Many of the ladies who come to our knitting groups in senior living facilities already have a knowledge of knitting or crochet. They may have done it at some point in their distant past and are looking to pick it up again. But occasionally one comes along who is looking to learn something brand new. It can be challenging for eighty- and ninety-year-old hands and fingers to figure out new motions and movements, but they aren’t afraid to try. For some, it proves a bit much, but for others, like Dottie, the determination is inspirational.
Around the beginning of the summer, Dottie, who could knit beautifully, decided that she would like to learn how to crochet. So we began. Each week I would show her how to make a basic stitch, and coach her through each step to complete a stitch. And each week she would struggle – to remember, and to make her hands do what she dreamed they could. Each week I expected her to say that was enough. And each week she would pull out her yarn and hook and say that she wanted to keep trying, that she wanted to be able to crochet.
As the weeks of the summer passed by, I began to realize her fierce determination to accomplish this goal, and my admiration grew. We would spend most of the hour in chairs side by side, me giving constant direction, Dottie following slowly, me encouraging constantly, Dottie making it to the end of the row. I gradually started sitting back in my chair, not saying so much. And she gradually began to remember. That’s when I became as determined as Dottie that she would indeed learn to crochet.
By the beginning of September, I didn’t have to stick so close. After getting her started for the day, I could just stop by her chair now and then and check her progress. As she made mistakes, she never minded me pulling a row out to do over again, or the words to correct the mistake. And she would quietly, slowly continue to improve.

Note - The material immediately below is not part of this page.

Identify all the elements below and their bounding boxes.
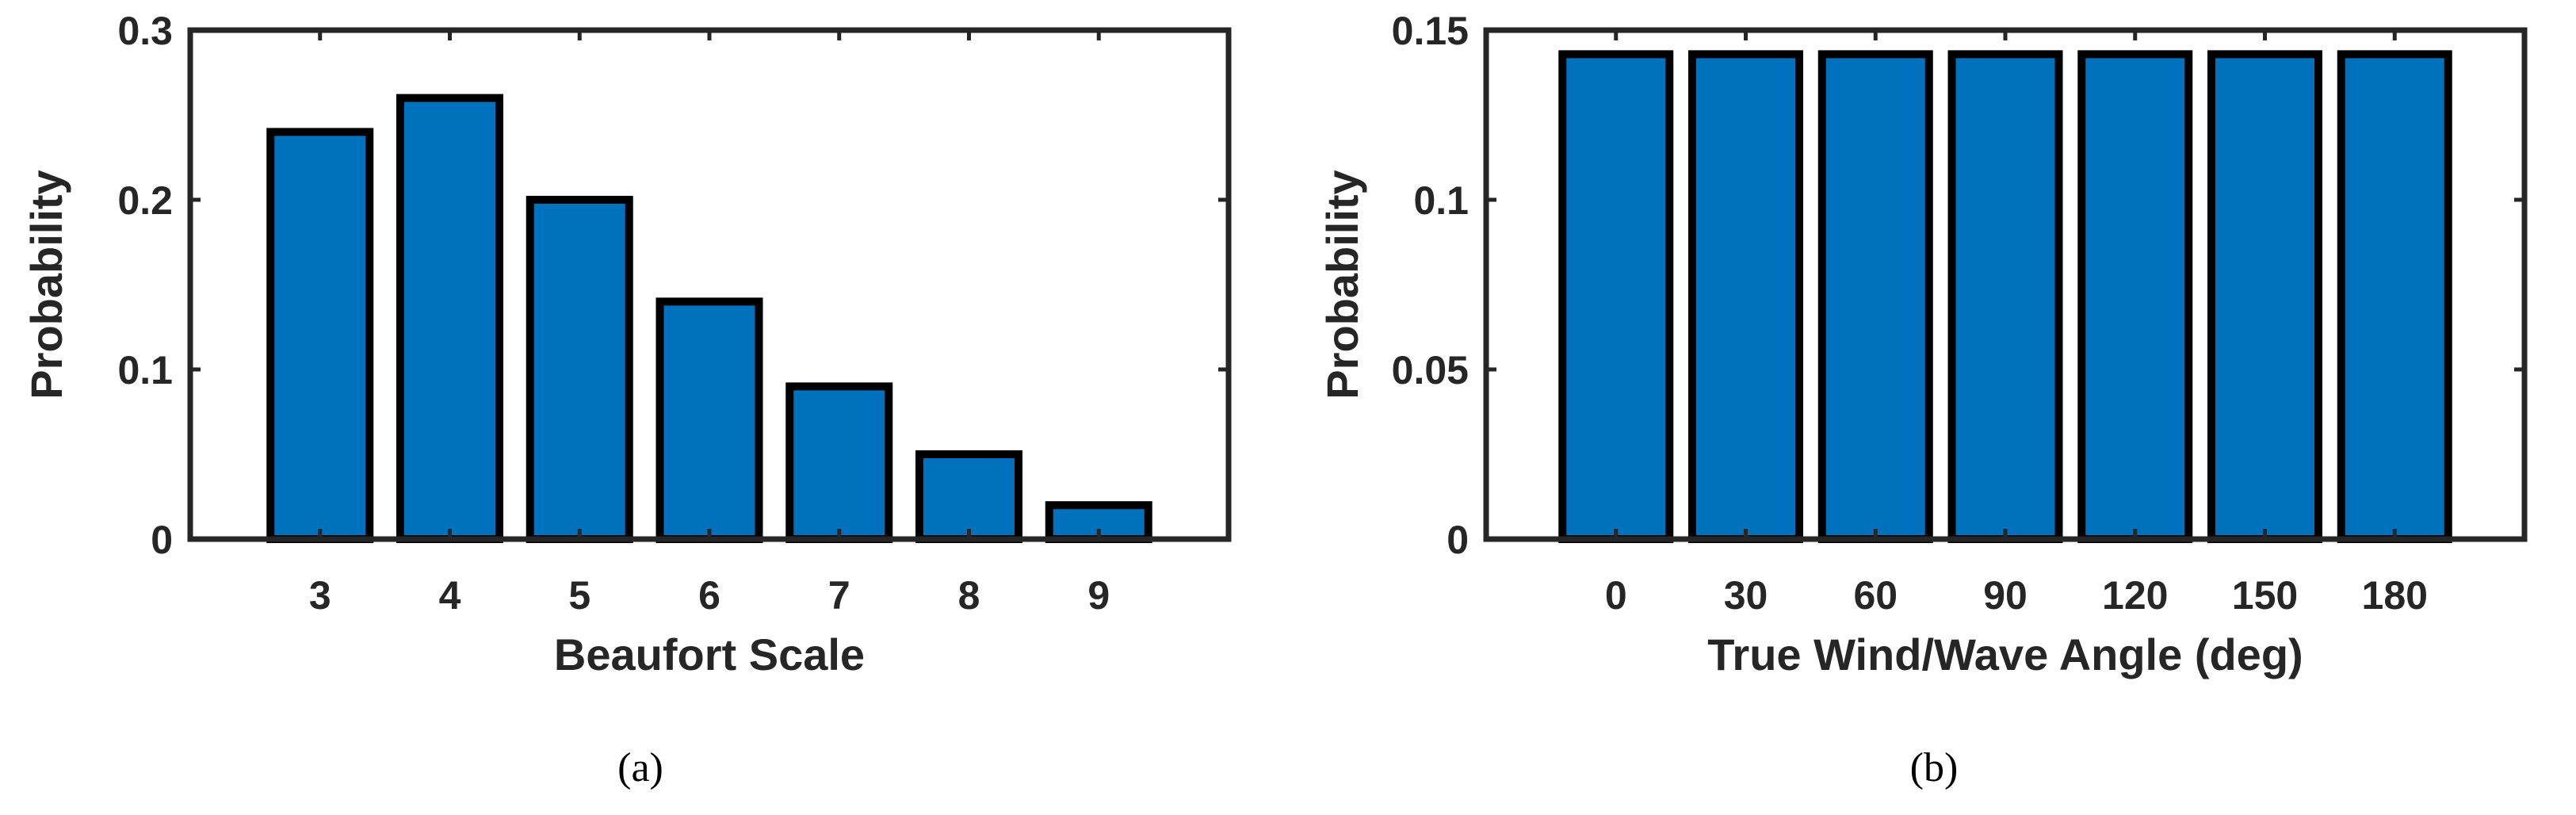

Last week when I arrived at the group, her chair was empty. She had passed away a few days before. One of her friends brought by Dottie’s knitting/crochet bag, and there on top was the crochet piece she had been working on. It still held the aura of determination.
All too often we think there is something we cannot do – a task, something to learn, something to get through. And so we stop. Or quit altogether. But that isn’t right. Just because something is challenging doesn’t necessarily mean that we cannot do it. Perhaps that situation or task is just presenting us an opportunity to hone our skills of perseverance, determination, and will. And practicing these things only makes us stronger.
I miss Dottie. I miss telling her she can do it. I miss watching her always trying, and the smile on her face when she got it right. We never know when our last day will be. Or that of those around us. Which is why we should always be determined to put the effort in to loving and encouraging the people God gives us connections with each day. Be encouraged to do it. It’s one thing you’ll never regret doing.